For the exhibition itself, The Power Plant’s Associate Curator Noor Alé also acted as co-curator. Director and Artistic Director of The Power Plant Gaëtane Verna notes, “At a time when Canada is striving toward reconciliation, this exhibition platforms contemporary Indigenous culture across borders and continents. We are grateful for the dedication and expertise Gerald McMaster and Nina Vincent bring to this project and are confident that the accompanying publication will contribute invaluable insights to the study of Indigenous contemporary art.” 

Artworks include an installation using duodji, a Sámi craft tradition by Outi Pieski, who is based in Finland, a large-scale photographic work by Uýra that will be displayed on the exterior of the gallery and a selection of sculptures throughout the city as part of Nuit Blanche by Ontario-based Couzyn van Heuvelen. 

The additional participating artists are Tanya Lukin Linklater (United States/Canada), Máret Ánne Sara (Norway), Morzaniel Iramari (Brazil), Leandro Lima and Gisela Motta (Brazil), Sheroanawe Hakihiiwe (Venezuela), Sonya Kelliher-Combs (United States) and Pia Arke (Greenland/Denmark). 

This exhibition is the culmination of a series of major projects carried out the Wapatah Centre including a spring 2022 workshop series The Arctic/Amazon Knowledge Exchange Workshop virtual series, where Dr. McMaster and Dr. Vincent were joined by leading voices in global Indigenous art, performance and scholarship, to examine themes of land relations, contact zones, traditional knowledge and Indigenous ontologies. Each Knowledge Exchange workshop featured Indigenous activists and cultural leaders from the circumpolar arctic and amazon regions and was hosted with support from a SSHRC Connections Grant, The Appleton Foundation, Nancy McCain and Bill Morneau, and Michael Audain, in collaboration with the Power Plant Contemporary Art Gallery. 

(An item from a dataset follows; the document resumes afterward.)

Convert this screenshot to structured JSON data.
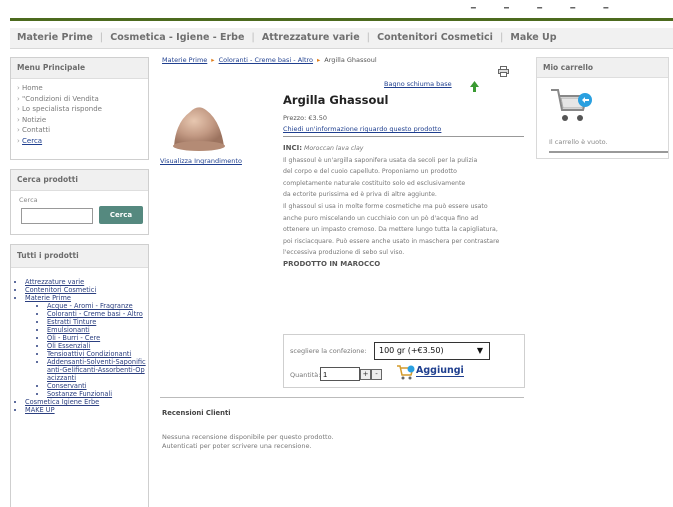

In 2019, The Power Plant hosted the Arctic/Amazon Symposium, which supported the development of interconnections between Amazonian, Indigenous and Inuit thinkers, artists and activists whose works address climate change amidst shifting political times. The purpose of this initial Symposium was to foster and facilitate a collaborative framework in which participants from Inuit and primarily Brazilian-based Amazonian communities could share their knowledges and consider future work together. This symposium was the first of its kind to provide an in-depth artistic and Indigenous-led exploration of these geographies. 

A major publication titled Arctic/Amazon: Networks of Global Indigeneity by Dr. McMaster and Dr. Vincent that encapsulates this work is also forthcoming. 

About The Power Plant Contemporary Art Gallery 

The Power Plant Contemporary Art Gallery is Canada’s leading public gallery devoted exclusively to contemporary visual art. It is a vital forum for the advanced artistic culture of our time and offers an exceptional facility and professional support to diverse living artists, while also engaging equally diverse audiences. The Power Plant pursues its activities through exhibitions, publications, and public programming that incorporate other areas of culture when they intersect with visual art. 

About the Wapatah Centre for Indigenous Visual Knowledge

The Wapatah Centre emerges from the Tier 1 Canada Research Chair of Dr. Gerald McMaster and provides nuanced and uniquely art-focused insight into relations between North America’s Indigenous and non-Indigenous peoples.